Last year, Vermont experienced the fastest rate of out-migration in the country, while New Hampshire continues to draw people from neighboring states in search of lower costs, more opportunity, and a government that takes a smaller share of what they earn.

Competitiveness: the ranking gap persists.

The original 1996 comparison cited a Small Business Survival Foundation survey ranking New Hampshire 6th nationally for small-business competitiveness, with Vermont a distant 45th.

After three decades and countless opportunities for reform, Vermont has failed to close that gap, largely because it has not adopted policies that have reduced tax or regulatory burdens on small businesses. What was identified as a warning sign in 1996 has instead proven to be a structural reality:

Source: Tax Foundation State Tax Competitiveness Index (2026)

$1.3 billion a year leaking across the border. 

Perhaps the most dramatic illustration of Vermont’s tax disadvantage appears in border retail activity. In the late 1970s, before Vermont’s sales tax climbed, per capita retail sales in New Hampshire border counties were about 17% higher than adjacent Vermont counties. By 1992, that gap had widened to 60%. By 2007, it reached roughly 200%.

Despite Interstate 91 running along Vermont’s side of the Connecticut River, consumer activity has increasingly shifted east.

A study published in the Vermont Economy Newsletter and later updated by economist Doug Rosien found that by 2017, Vermont was losing $9,524 per capita in annual retail sales in border counties. With 163,607 residents in those counties, that amounts to roughly $1.3 billion in annual retail leakage – about 4% of Vermont’s GDP. 

As Vermont raised its sales tax from 3% to 4% to 5% and eventually to 6%, its retail sales as a percentage of New Hampshire’s border county sales fell from near-parity (~95%) to roughly 40%. Each tax increase accelerated the divergence:

Source: Doug Rosien / Vermont Economy Newsletter; VTDigger (2022)

It’s not politics. It’s pattern recognition.

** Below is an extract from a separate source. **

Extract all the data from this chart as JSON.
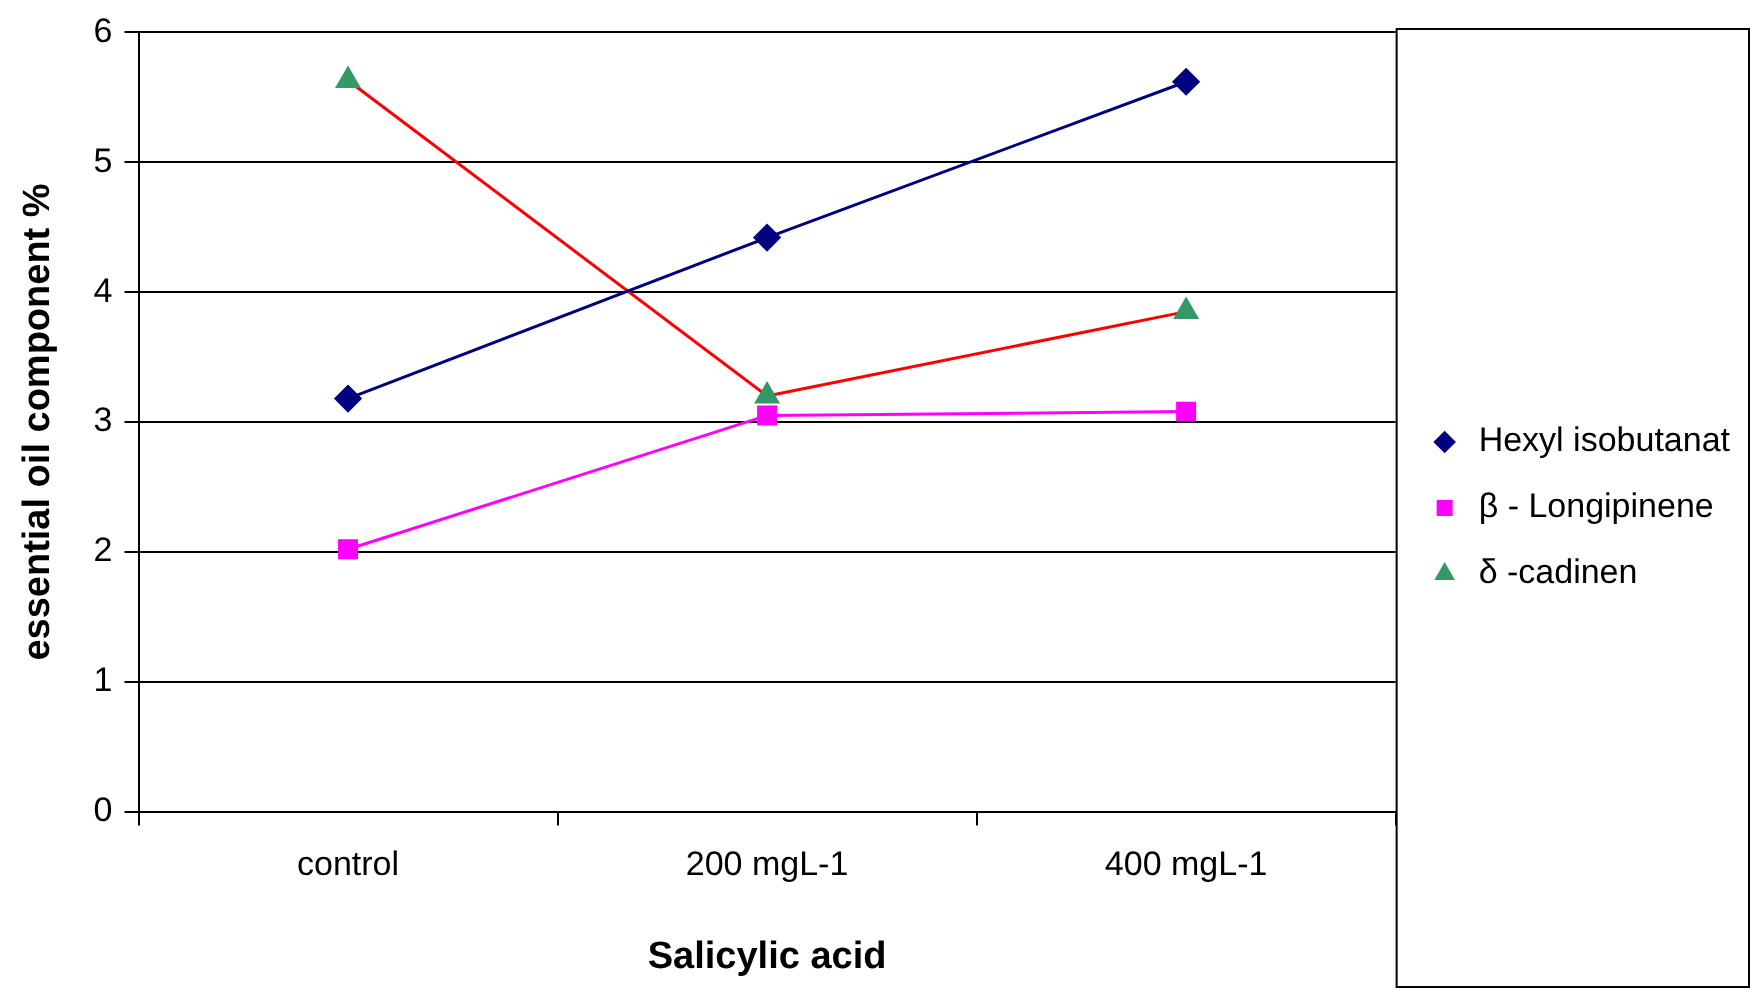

This comparison was initially framed as Republican Governor versus Democrat Governor, but both Vermont and New Hampshire have elected governors from both parties over the last 30 years. What has remained more consistent in each state is not party leadership, but governing philosophy: limited government versus more centralized government, lower taxation versus higher taxation, and regulatory environments designed either to reduce barriers to business or to impose more protective oversight.

Vermont’s policy choices, while reflecting sincerely held values around public investment, social services, and the role of government, have produced clear and measurable economic outcomes that clearly show what Vermonters are missing out on. Over the last 30 years, policymakers in Vermont have not consistently taken a full and honest accounting of those tradeoffs, and good intentions alone cannot justify poor long-term economic consequences – particularly where those outcomes have run counter to their intended goals.

The debates Vermonters are having today about affordability, economic competitiveness, and growth are largely the same debates they were having in 1995, yet policy has not shifted toward the model that evidence suggests is more closely associated with sustained growth.

The evidence from border counties is especially difficult to dismiss because it controls for nearly everything except tax policy. The same region, same climate, and same consumer base exist on both sides of the border, the key difference is that one state taxes retail sales and the other does not. The result is approximately $1.3 billion per year flowing east across the Connecticut River.

Acknowledging this should not be a partisan concession, but an invitation to engage with three decades of accumulated evidence and to ask whether the current approach is truly serving the people of Vermont. The answer to that question should matter to every Vermonter, regardless of party affiliation.

A Tale of Two States, and the way it has held up over the past 30 years, reinforces a broader principle: fiscally responsible policies grounded in principles of subsidiarity, when paired with lower tax and regulatory burdens, tend to expand opportunity for families, businesses, and communities. It is time for Vermonters on both sides of the aisle to engage honestly with that reality.